Op de baan beschikt Nederland bij de mannen momenteel over wereldtitels op de teamsprint, de individuele sprint (Harrie Lavreysen) en de keirin (Matthijs Büchli). Wil de KNWU zowel Lavreysen als Büchli inschrijven voor de Spelen, dan moeten ze allebei volgens de regels van de internationale wielerunie UCI ook deel uitmaken van de teamsprint.
En juist daar wringt de schoen. Nederland heeft op de baan wel zes goede sprinters en uit vele tests de laatste jaren is gebleken dat er in de sterkste opstelling geen plek is voor Büchli. Met het trio Roy van den Berg, Lavreysen en Jeffrey Hoogland won Nederland de finale op de WK en de EK dit jaar.

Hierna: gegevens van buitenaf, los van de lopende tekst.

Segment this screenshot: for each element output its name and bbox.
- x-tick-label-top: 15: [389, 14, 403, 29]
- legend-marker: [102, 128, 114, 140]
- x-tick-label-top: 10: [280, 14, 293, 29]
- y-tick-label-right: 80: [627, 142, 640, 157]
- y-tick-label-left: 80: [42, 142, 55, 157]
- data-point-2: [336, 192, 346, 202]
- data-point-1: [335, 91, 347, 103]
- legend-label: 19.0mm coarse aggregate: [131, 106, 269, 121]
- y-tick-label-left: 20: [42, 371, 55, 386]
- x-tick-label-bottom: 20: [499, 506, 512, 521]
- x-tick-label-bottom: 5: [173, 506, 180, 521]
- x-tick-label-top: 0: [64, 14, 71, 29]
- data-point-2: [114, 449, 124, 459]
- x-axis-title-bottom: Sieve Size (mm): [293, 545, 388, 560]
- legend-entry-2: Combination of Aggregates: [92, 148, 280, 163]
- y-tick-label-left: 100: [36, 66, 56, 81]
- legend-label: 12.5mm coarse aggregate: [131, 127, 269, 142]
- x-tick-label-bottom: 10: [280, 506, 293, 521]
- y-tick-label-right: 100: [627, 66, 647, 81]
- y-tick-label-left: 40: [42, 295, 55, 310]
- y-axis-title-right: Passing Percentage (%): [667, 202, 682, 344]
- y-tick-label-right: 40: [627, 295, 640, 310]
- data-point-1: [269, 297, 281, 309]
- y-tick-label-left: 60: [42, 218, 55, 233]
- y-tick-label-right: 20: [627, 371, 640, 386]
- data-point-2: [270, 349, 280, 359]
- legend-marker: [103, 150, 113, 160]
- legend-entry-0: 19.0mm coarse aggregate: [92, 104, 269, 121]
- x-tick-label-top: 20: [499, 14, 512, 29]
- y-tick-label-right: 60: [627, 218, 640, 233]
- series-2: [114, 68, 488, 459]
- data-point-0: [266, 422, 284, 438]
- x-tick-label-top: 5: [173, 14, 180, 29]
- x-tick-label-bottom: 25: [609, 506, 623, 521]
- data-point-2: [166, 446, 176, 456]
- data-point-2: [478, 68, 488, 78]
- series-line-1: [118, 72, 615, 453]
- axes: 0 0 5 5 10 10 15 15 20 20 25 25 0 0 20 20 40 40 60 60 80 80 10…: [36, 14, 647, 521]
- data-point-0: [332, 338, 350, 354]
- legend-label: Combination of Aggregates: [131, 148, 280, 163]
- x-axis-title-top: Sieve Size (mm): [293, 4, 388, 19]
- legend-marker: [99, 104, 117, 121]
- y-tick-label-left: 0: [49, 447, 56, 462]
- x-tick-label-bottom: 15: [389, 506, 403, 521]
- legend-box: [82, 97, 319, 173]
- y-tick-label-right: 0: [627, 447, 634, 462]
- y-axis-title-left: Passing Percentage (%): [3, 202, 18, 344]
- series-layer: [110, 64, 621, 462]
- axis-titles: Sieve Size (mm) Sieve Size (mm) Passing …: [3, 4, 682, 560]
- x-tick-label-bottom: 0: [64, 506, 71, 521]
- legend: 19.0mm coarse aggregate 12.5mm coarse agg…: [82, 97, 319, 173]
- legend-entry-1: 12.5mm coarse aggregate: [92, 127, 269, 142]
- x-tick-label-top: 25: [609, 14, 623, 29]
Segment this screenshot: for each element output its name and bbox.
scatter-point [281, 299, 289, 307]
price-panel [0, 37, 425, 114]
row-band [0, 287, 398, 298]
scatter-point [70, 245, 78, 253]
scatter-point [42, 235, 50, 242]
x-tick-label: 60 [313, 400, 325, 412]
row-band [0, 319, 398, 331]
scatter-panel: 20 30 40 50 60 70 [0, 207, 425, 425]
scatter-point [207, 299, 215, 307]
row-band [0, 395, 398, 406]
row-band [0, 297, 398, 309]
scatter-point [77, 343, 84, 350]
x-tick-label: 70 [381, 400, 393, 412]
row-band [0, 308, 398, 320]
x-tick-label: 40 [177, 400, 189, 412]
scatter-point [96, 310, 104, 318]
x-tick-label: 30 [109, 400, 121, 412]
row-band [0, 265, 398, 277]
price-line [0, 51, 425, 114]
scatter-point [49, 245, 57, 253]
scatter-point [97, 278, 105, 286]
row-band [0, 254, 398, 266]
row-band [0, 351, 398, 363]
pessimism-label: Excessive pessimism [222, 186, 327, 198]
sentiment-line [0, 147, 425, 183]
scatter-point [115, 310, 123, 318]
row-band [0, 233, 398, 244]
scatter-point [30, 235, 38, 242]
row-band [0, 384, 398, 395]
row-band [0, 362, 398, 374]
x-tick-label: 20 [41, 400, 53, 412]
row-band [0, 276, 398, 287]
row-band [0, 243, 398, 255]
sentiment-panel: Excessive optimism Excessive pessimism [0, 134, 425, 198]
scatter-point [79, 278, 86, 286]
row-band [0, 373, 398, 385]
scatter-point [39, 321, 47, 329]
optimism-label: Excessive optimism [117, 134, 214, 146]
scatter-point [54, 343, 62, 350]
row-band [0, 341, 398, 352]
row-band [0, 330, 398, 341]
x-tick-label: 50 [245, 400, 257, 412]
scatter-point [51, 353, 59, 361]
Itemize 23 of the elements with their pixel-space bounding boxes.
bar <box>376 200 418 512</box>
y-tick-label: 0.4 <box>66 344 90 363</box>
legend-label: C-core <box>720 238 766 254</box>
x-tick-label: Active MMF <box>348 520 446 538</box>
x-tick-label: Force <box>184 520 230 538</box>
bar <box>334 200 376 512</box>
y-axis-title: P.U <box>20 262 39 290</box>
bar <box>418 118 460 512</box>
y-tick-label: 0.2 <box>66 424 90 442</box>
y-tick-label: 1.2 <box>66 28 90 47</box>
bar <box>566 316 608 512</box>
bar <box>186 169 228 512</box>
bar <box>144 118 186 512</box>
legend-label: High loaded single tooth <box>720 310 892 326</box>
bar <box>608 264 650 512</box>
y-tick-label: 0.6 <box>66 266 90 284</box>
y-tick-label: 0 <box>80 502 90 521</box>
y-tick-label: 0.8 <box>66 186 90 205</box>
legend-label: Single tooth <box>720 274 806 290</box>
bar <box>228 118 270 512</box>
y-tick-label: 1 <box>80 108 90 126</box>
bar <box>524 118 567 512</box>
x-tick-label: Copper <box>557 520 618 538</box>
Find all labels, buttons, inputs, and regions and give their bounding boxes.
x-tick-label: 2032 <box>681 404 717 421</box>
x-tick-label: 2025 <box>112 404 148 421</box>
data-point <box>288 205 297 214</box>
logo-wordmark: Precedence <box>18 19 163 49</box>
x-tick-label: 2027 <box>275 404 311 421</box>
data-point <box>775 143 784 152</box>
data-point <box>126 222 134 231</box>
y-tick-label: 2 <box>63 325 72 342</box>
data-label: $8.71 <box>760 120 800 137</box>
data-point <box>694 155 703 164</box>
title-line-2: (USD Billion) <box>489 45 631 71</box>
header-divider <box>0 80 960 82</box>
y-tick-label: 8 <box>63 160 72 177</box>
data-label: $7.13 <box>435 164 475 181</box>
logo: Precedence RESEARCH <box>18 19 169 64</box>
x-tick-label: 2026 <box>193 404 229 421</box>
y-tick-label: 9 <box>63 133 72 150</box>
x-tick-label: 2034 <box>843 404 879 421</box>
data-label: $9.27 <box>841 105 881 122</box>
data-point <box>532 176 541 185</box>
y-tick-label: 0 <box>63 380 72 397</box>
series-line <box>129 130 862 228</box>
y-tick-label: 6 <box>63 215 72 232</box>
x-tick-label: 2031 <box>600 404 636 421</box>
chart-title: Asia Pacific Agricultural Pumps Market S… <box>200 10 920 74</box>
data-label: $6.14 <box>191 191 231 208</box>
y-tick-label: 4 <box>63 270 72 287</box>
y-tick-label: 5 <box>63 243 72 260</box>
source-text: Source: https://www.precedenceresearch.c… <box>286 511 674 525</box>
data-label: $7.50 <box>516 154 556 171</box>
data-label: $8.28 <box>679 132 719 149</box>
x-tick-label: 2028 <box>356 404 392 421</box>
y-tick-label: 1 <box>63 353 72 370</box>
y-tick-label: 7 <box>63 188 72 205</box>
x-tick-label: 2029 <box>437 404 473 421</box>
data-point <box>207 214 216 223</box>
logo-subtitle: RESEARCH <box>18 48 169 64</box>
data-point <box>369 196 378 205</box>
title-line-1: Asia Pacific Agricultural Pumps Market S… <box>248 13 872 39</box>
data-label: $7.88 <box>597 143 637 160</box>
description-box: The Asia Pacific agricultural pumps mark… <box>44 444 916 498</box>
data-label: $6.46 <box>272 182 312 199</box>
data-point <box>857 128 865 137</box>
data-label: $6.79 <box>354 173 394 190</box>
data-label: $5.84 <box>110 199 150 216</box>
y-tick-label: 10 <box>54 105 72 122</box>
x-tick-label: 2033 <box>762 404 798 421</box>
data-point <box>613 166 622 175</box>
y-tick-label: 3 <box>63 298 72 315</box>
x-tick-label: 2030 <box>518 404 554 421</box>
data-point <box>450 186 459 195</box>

Dus de vraag is: hoe krijgt de KNWU Büchli dan alsnog in Tokio, zonder dat er getornd hoeft te worden aan de ideale opstelling van de teamsprinters?
Bondscoach Hugo Haak en Veneberg bestudeerden het UCI-reglement nog eens nauwkeurig, lazen alle kleine lettertjes en vonden een maas in de wet: er mag een vierde naam worden toegevoegd aan de teamsprint als die sprinter zich eerst voor een ander baanonderdeel heeft ingeschreven.
In het geval van Büchli zou de KNWU hem kunnen inschrijven op het onderdeel omnium, waarop de bond één renner mag inschrijven, om hem op die manier toch in Tokio te krijgen.
Büchli heeft echter geen interesse in het rijden van het omnium, het is puur een administratieve handeling. Eenmaal in Tokio zal de wereldkampioen meedoen aan de kwalificaties op de teamsprint om zo alsnog de keirin te mogen rijden. Maar die constructie roept weer de vraag op: hoe zit het dan met omnium-specialist Jan-Willem van Schip?
Indianentruc
Voor Van Schip heeft de KNWU een andere indianentruc bedacht, waarbij wederom gebruik wordt gemaakt van de kleine lettertjes: hij wordt ingeschreven als wegrenner en mag, omdat hij toch al op de Spelen is, ook deelnemen aan baandisciplines en zou dan toch op het omnium kunnen starten.
Elk land mag namelijk één renner op de Spelen ook laten meedoen in een andere wielerdiscipline. Een wegrenner mag bijvoorbeeld op een baanonderdeel starten. Of andersom.
Van die constructie maakten de Duitsers en de Fransen al eens gebruik op eerdere Spelen. En dat zou ook voor de puzzel van de KNWU uitkomst bieden.
Maar dan moet er wel plek zijn op de weg voor Van Schip. Het aantal startbewijzen wordt bepaald aan de hand van de UCI-wereldranglijst van 22 oktober 2019.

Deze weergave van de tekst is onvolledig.